Dhystymy depression is a long-term un(der)treated depression with long-lasting complications that due to the length can be considered severe and influence daily life quality.
I believe I have dysthymic depression because my outlook on life has become so consistently gloomy that I can no longer distinguish between happiness and sadness from an emotional perspective. The depth of numbness I experience is so profound that even my logic and sheer willpower are unable to persuade me otherwise. Given the circumstances of my life, it is not surprising that depression has become a part of it for anyone who has lived through similar experiences.
Furthermore, I believe that my hypersensitivity to a lack of acknowledgment is one of the primary causes of this condition. I perceive this as a handicap, and I believe that the only solution is to receive the acknowledgment I need, along with undertaking extensive repairs to address the damage caused.
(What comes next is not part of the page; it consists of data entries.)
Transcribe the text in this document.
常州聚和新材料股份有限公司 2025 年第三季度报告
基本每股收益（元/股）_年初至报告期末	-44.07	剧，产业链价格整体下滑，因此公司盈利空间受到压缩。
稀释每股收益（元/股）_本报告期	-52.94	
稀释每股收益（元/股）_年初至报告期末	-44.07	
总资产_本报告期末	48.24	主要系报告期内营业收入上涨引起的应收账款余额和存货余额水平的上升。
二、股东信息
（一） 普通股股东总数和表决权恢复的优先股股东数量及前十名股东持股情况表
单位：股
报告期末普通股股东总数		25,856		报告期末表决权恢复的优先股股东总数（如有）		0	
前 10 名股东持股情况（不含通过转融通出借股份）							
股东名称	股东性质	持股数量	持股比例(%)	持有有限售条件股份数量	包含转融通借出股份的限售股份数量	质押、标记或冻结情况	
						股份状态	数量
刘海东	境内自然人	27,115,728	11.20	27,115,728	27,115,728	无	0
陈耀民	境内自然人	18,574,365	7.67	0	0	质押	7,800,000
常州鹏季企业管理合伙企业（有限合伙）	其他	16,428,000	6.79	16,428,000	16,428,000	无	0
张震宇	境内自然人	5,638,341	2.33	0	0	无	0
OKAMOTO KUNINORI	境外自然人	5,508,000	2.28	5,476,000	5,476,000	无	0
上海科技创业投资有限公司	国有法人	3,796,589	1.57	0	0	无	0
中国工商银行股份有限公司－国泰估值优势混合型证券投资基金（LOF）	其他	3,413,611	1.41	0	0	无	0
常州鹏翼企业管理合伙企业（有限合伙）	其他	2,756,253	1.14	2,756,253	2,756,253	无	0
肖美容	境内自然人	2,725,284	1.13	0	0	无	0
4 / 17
I struggle with emotional eating, particularly during stressful moments when I tend to consume more food than necessary. It is challenging for me to eat less, as I can become quite grumpy when I'm hungry. This puts me in a difficult situation where I feel stuck between a rock and a hard place. Despite regularly going to the gym five times a week, I am still overweight.I am what is considered an emotional eater, and especially during stressful moments, I eat a lot more than I should. Eating less is also not very easy for me because I can get very grumpy when I'm hungry.Â
I am caught between a rock and a hard place. I am overweight despite going to the gym five times per week.
Because long-term depression permanently alters the mind, it has resulted in an increased need for sleep in my case. On a good day, I require around 9 hours of sleep. However, on difficult days, this can range anywhere from 12 to 16 hours of sleep. It's worth noting that while I mention sleep, I may not necessarily be asleep for the entirety of those hours. Nevertheless, I feel just as incapacitated as someone who is asleep, but not experiencing the benefits of being well-rested.
Depression has had a significant impact on my energy levels, depleting a substantial amount of my life energy due to the constant stress I experience. This lack of energy has become incredibly debilitating, leading to a permanent decline in my cognitive executive functions, which affect my ability to initiate and perform tasks.
In essence, we can view this as a personal injury, akin to an acquired brain injury. It is important for others to understand that my energy levels are not influenced by whether I like or dislike something, unlike most individuals. This is a lasting internal injury that affects my overall functioning and energy reserves.
Indeed, my pre-existing difficulty with focusing has been further exacerbated by my depression, resulting in a significant problem with both initiating and maintaining focus. I am aware of the tasks that still need to be completed, but I struggle to motivate myself to actually engage in them. This lack of focus is also evident when I'm using a computer, as I frequently find myself switching between different programs, ultimately forgetting what I was originally intending to do and becoming easily distracted.
Additionally, I have experienced numerous instances where I have lost substantial amounts of time and effort due to distractions. For example, I have lost countless hours of work by accidentally getting logged out of a platform when a timer expired, resulting in the loss of all progress on tasks such as writing emails.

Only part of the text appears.